Unfortunately, the disciplines of theology and of the health sciences have not always appreciated, nor even acknowledged, the complex interactions between religiosity and mental health in any one person’s experience. Among some theologians, researchers, pastors, and mental health professionals, there may be a reluctance to consider the possibility of these interactions. As a psychologist who studies both theology and mental disorder, I am familiar with the concerns of some social scientists that any attempt to integrate the findings of these separate fields will compromise the scientific rigor necessary for research. I have also heard clinicians describe faith experience in almost entirely pathological terms. On the other hand, theologians and pastors may at times mistrust social science in general and psychotherapy or psychotropic medications in particular.

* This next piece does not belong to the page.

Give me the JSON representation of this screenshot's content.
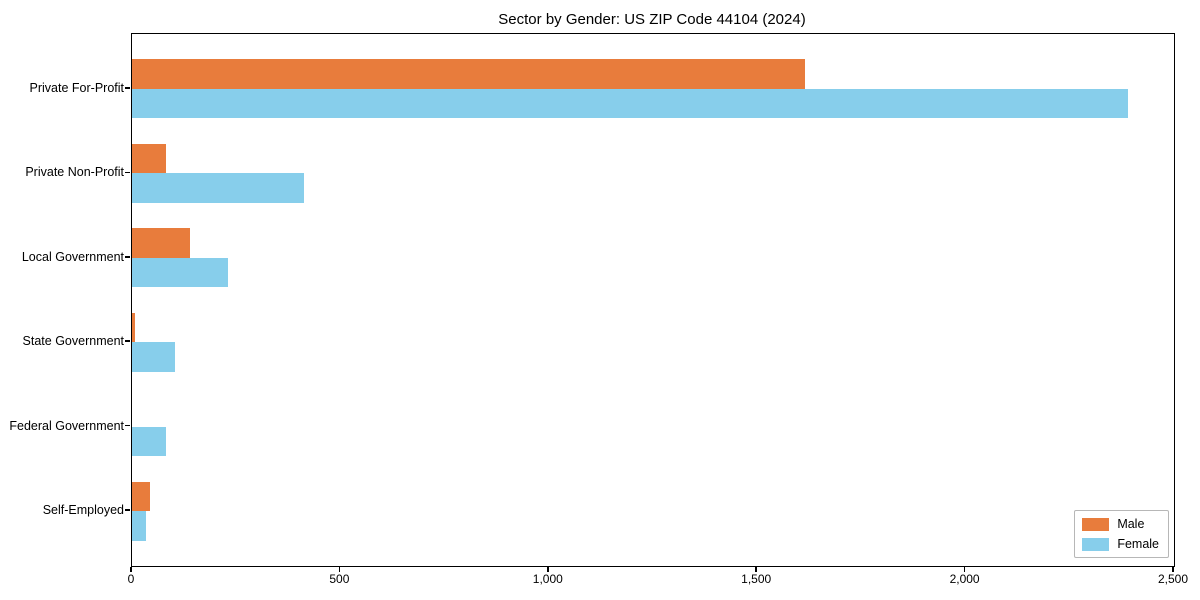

The problems and misunderstanding inherent in these attitudes present significant challenges for the important, much-needed collaboration among theologians, researchers, pastors, and mental health professionals. However, the greatest challenge posed by these attitudes is experienced by those persons with mental health conditions who are also believers. And this is likely no small group of people. Given that so many persons report religious faith of some kind, and also that mental illness may afflict as many as 25% of adults in the United States, I would argue, in fact, that such persons may be everywhere in society, albeit perhaps silently. When theologians, researchers, pastors, and mental health practitioners do not work together, they limit the support they can provide people of faith with mental disorders.
We might wonder how these attitudes emerged. The long history of scholarship over the centuries in the Western world demonstrates an increasing disintegration between theological systems of belief and other forms of academic inquiry. While it may have once been assumed that all knowledge was grounded in theological understanding, we find ourselves in the contemporary university studying various disciplines in specialized silos apart from scholars of nearly all other disciplines, including that of theology. Although theologians, researchers, pastors, and mental health professionals may study the same phenomena, their separate visions of that phenomena differ greatly due to the unique theories, language, and methodology in which they were trained. As a result, we may struggle to know how to benefit from each other’s work. With regard to theology and mental health, in particular, we may study similar elements of human suffering (as a theologian might understand it) or of stress, trauma, and even pathological symptomology (as a mental health professional might describe it). Both perspectives may have validity, but we still struggle to integrate them.
For the sake of persons with mental health conditions, we need to do more to bridge these academic divides. After all, these divides do not exist in the real world, that is, in the actual experience of the person. These divides have emerged as an artifact of the development of various disciplines and of the training of theologians, researchers, pastors, and mental health professionals in those disciplines; they are evidence of the limitations of our understanding, our language, and our methods to capture anything as multifaceted and mysterious as human experience.
And, if these divides are due, at least in part, to the training process within various disciplines, I think, then, it is—at the very least—at the level of training that change must also occur. For example, theological seminaries need to address issues related to mental health conditions in their ministry programs. They need to include study of the wealth of research now suggesting that some forms of faith experience may be (from a psychological perspective) an important, beneficial coping mechanism associated with better overall health, both physical and mental. They need also to consider the complexity of the faith experience evident from psychological research suggesting that specific beliefs are related to poorer coping with stress or that religious stigma negatively impacts persons with mental health conditions.
Education about religion and mental health must also occur in programs which train persons to be mental health practitioners of various types (psychologists, social workers, psychiatrists, etc.). Appreciation of the role of various religious influences in human experience must be considered an integral part of clinical preparation and treatment. With greater discussion of these issues in the training of the next generation of theologians, researchers, pastors, and mental health professionals, there will also be the possibility for more profound understanding around the appropriate role of spirituality and religion in psychotherapy, the potential development for ministries related to mental health issues, and new, creative associations between ministries and mental health interventions. Teams of professionals—including perhaps ministers, social workers, psychologists, and psychiatrists—may be more likely to understand the need not to remain alone on one’s established professional turf, but to work together to address the complex challenges of mental health conditions.
This will require some structural changes in academic curricula. As a professor for more than 20 years, I recognize the herculean struggle and long-suffering that can ensue when even seemingly minimal changes in programs are proposed. But our training must reflect our encounter with the reality of human experience, not first and foremost an adherence to theories, language, and methods that are insufficient to address our expanding understanding of the person.